Namun semua tak ada yang abadi bukan? Bahkan hal baik sekalipun jika sudah waktunya akan berubah menjadi buruk. Seorang wanita datang bersama dua temannya, dari penampilannya mungkin seumuran dengan ibuku mungkin sedikit lebih muda, mereka berjalan menghampiri aku yang tengah beristirahat sejenak di dekat kasir. Mereka meminta satu meja yang berada di sudut ruangan dekat dengan aquarium yang berisi ikan-ikan hias berharga cukup mahal. Aku berusaha untuk melayanin mereka sebaik mungkin, mencoba mengatakan jika meja itu sudah ada yang menempati karena nyatanya memang seperti itu karena beberapa saat lalu aku baru mengantarkan pesanan ke sana.

Mungkin binatang liar lebih beretika, mendadak wanita itu marah, mencaci dan mulai berteriak. Dia bersikeras ingin duduk di sana, mengatakan jika dirinya merupakan pelanggan tetap, bahkan dia tidak perduli jika aku harus mengusir dua orang pasangan yang tengah menikmati santapan mereka.

Seluruh mata memandang ke arahku, namun tak ada yang bertindak, bahkan ketika kau berusaha membela hak orang lain tak ada satupun yang datang membantu. Suasana makin panas hingga akhirnya sang manajer datang menghampiriku. Dia meminta maaf dan mengatakan jika aku adalah pegawai baru. Awalnya aku heran mengapa justru pak manager yang meminta maaf? Bukannya wanita ini sedang berusaha mengusik hak orang lain?

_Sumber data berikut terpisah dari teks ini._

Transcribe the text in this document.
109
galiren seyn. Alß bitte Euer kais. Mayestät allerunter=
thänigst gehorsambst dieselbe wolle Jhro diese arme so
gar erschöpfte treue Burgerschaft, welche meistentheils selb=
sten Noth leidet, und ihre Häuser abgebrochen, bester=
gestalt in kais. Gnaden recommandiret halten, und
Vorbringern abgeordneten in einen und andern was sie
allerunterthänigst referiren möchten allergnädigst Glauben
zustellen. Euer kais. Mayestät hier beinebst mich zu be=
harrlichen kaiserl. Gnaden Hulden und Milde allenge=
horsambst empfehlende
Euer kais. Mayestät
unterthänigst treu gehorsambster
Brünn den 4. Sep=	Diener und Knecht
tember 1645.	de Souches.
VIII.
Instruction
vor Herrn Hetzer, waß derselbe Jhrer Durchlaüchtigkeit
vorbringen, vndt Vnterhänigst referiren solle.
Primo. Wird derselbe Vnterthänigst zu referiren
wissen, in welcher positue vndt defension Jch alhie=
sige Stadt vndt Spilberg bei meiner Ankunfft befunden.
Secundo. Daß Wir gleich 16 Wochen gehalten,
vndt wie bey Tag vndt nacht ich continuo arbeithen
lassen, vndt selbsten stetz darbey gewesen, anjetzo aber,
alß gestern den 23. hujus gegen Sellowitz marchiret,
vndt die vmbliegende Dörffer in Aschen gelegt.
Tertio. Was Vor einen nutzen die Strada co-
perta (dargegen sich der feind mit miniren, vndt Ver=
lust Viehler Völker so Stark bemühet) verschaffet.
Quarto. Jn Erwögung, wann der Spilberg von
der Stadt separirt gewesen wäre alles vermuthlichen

Pak manajer tetap menundukkan kepalanya sementara sang wanita terus mengeluarkan ancaman-ancaman yang membuat beberapa orang bergidik ngeri. Hingga akhirnya pak manajer memenuhi semua keinginan sang wanita, bahkan dia memberikan sebuah hidangan spesial secara cuma-cuma, bentuk permintaan maaf karena sudah membuat suasana tidak nyaman. Meskipun tidak terlalu mulus tapi masalah berhasil diatasi, kegiatan di restaurant kembali berjalan dan aku di bawa ke dapur untuk mendengar pidato pemecatan.

Depresi? Tidak, aku sudah akrab dengan pemecatan. Lagipula sang manajer melakukannya dengan baik, terlihat dia berusaha mempertahankanku tapi mengingat reputasi tempatnya bekerja terancam wajar jika memecatku merupakan jalan terbaik.

Medadak kaleng yang sedari tadi kutendang melesat cukup jauh, sepertinya mengingat kejadian tadi memicu sedikit amarah yang berusaha kutahan. Bisa saja aku mengabaikan kaleng tersebut namun badanku seolah bergerak sendiri, berjalan pelan menghampiri benda yang sudah remuk di beberapa bagian itu.

Kaleng tersebut tergeletak di depan gang, aku sampai di sana dan mendadak kaleng tersebut tak menarik lagi. Aku memalingkan wajah ke arah gang tersebut, seolah ada energi yang memaksa untuk melakukan itu. Tidak ada yang spesial, hanya sebuah gang kecil yang hanya muat untuk pejalan kaki mungkin sepeda motor juga. Gang tersebut cukup gelap, aku tidak bisa melihat apa yang ada di ujung sana. Seperti gang pada umumnya, kondisi di sana kotor, sampah berserakan dimana-mana bahkan beberapa bau busuk mulai terasa menusuk.